Après, comme tu l’as constaté toi-même, il y a aussi des hôtes qui planifient leurs séjours à l’avance et se “remplissent” rapidement. Ils ont tous des préférences et des façons de s’organiser différentes, il est donc impossible de fixer des règles absolues. Mais comme tu le remarqueras, il ne prévoit pas plus de quelques mois en avance non plus (cf. le recontacter en mars/avril pour le mois de juin, il ne pense pas à organiser ça dès maintenant).
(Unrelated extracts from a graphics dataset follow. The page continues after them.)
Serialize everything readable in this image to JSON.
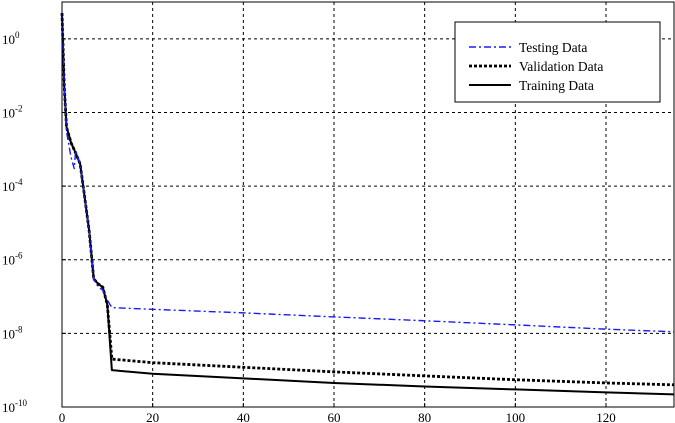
{
  "chart_data": {
    "type": "line",
    "title": "",
    "xlabel": "",
    "ylabel": "",
    "xlim": [
      0,
      135
    ],
    "ylim": [
      1e-10,
      10
    ],
    "y_scale": "log",
    "grid": true,
    "grid_style": "dashed",
    "legend_position": "top-right",
    "x_ticks": [
      "0",
      "20",
      "40",
      "60",
      "80",
      "100",
      "120"
    ],
    "y_ticks": [
      {
        "base": "10",
        "exp": "0",
        "value": 1
      },
      {
        "base": "10",
        "exp": "-2",
        "value": 0.01
      },
      {
        "base": "10",
        "exp": "-4",
        "value": 0.0001
      },
      {
        "base": "10",
        "exp": "-6",
        "value": 1e-06
      },
      {
        "base": "10",
        "exp": "-8",
        "value": 1e-08
      },
      {
        "base": "10",
        "exp": "-10",
        "value": 1e-10
      }
    ],
    "series": [
      {
        "name": "Testing Data",
        "color": "#1a1aff",
        "style": "dashdot",
        "points": [
          [
            0,
            5
          ],
          [
            0.5,
            0.05
          ],
          [
            1,
            0.003
          ],
          [
            2,
            0.0006
          ],
          [
            2.7,
            0.0003
          ],
          [
            3,
            0.0009
          ],
          [
            4,
            0.0004
          ],
          [
            5,
            5e-05
          ],
          [
            6,
            6e-06
          ],
          [
            7,
            3e-07
          ],
          [
            8,
            1.8e-07
          ],
          [
            9,
            1.5e-07
          ],
          [
            10,
            8e-08
          ],
          [
            11,
            5e-08
          ],
          [
            20,
            4.5e-08
          ],
          [
            40,
            3.6e-08
          ],
          [
            60,
            2.8e-08
          ],
          [
            80,
            2.2e-08
          ],
          [
            100,
            1.7e-08
          ],
          [
            120,
            1.3e-08
          ],
          [
            135,
            1.1e-08
          ]
        ]
      },
      {
        "name": "Validation Data",
        "color": "#000000",
        "style": "dotted",
        "points": [
          [
            0,
            5
          ],
          [
            0.5,
            0.05
          ],
          [
            1,
            0.004
          ],
          [
            2,
            0.0015
          ],
          [
            3,
            0.0008
          ],
          [
            4,
            0.0004
          ],
          [
            5,
            5e-05
          ],
          [
            6,
            6e-06
          ],
          [
            7,
            3e-07
          ],
          [
            8,
            2.2e-07
          ],
          [
            9,
            1.8e-07
          ],
          [
            10,
            6e-08
          ],
          [
            11,
            2e-09
          ],
          [
            20,
            1.6e-09
          ],
          [
            40,
            1.2e-09
          ],
          [
            60,
            9e-10
          ],
          [
            80,
            7e-10
          ],
          [
            100,
            5.5e-10
          ],
          [
            120,
            4.5e-10
          ],
          [
            135,
            4e-10
          ]
        ]
      },
      {
        "name": "Training Data",
        "color": "#000000",
        "style": "solid",
        "points": [
          [
            0,
            5
          ],
          [
            0.5,
            0.05
          ],
          [
            1,
            0.004
          ],
          [
            2,
            0.0015
          ],
          [
            3,
            0.0008
          ],
          [
            4,
            0.0004
          ],
          [
            5,
            5e-05
          ],
          [
            6,
            6e-06
          ],
          [
            7,
            3e-07
          ],
          [
            8,
            2.2e-07
          ],
          [
            9,
            1.8e-07
          ],
          [
            10,
            6e-08
          ],
          [
            11,
            1e-09
          ],
          [
            20,
            8e-10
          ],
          [
            40,
            6e-10
          ],
          [
            60,
            4.5e-10
          ],
          [
            80,
            3.6e-10
          ],
          [
            100,
            3e-10
          ],
          [
            120,
            2.5e-10
          ],
          [
            135,
            2.2e-10
          ]
        ]
      }
    ]
  }
}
Personnellement, j’adopte une technique flexible. J’organise le début du séjour, et la suite on verra sur place. Ca permet de pouvoir changer de plan selon ses envies du moment et au fil des opportunités qui se présentent. Organiser un itinéraire strict me semble être une façon de faire peu adaptée au voyage au long cours, qui peut certes rassurer à la base, mais aussi empêcher d’en profiter totalement une fois sur place. Du coup, je ne suis peut-être pas la mieux placée pour te conseiller. Mais ce qui est certain, c’est que la plupart des backpackers ont tendance à changer leurs plans au fur et à mesure… c’est naturel, et il n’y a pas de quoi avoir peur
!
Ok t’as raison. Ca me rassure. Ca me soulage aussi parce que devoir tout planifier et s’y tenir pendant 8 mois je pensais déjà que ça allait me fatiguer plus qu’autre chose. Merci pour tes réponses si rapides.
Je t’en prie
Contente de t’avoir aidée !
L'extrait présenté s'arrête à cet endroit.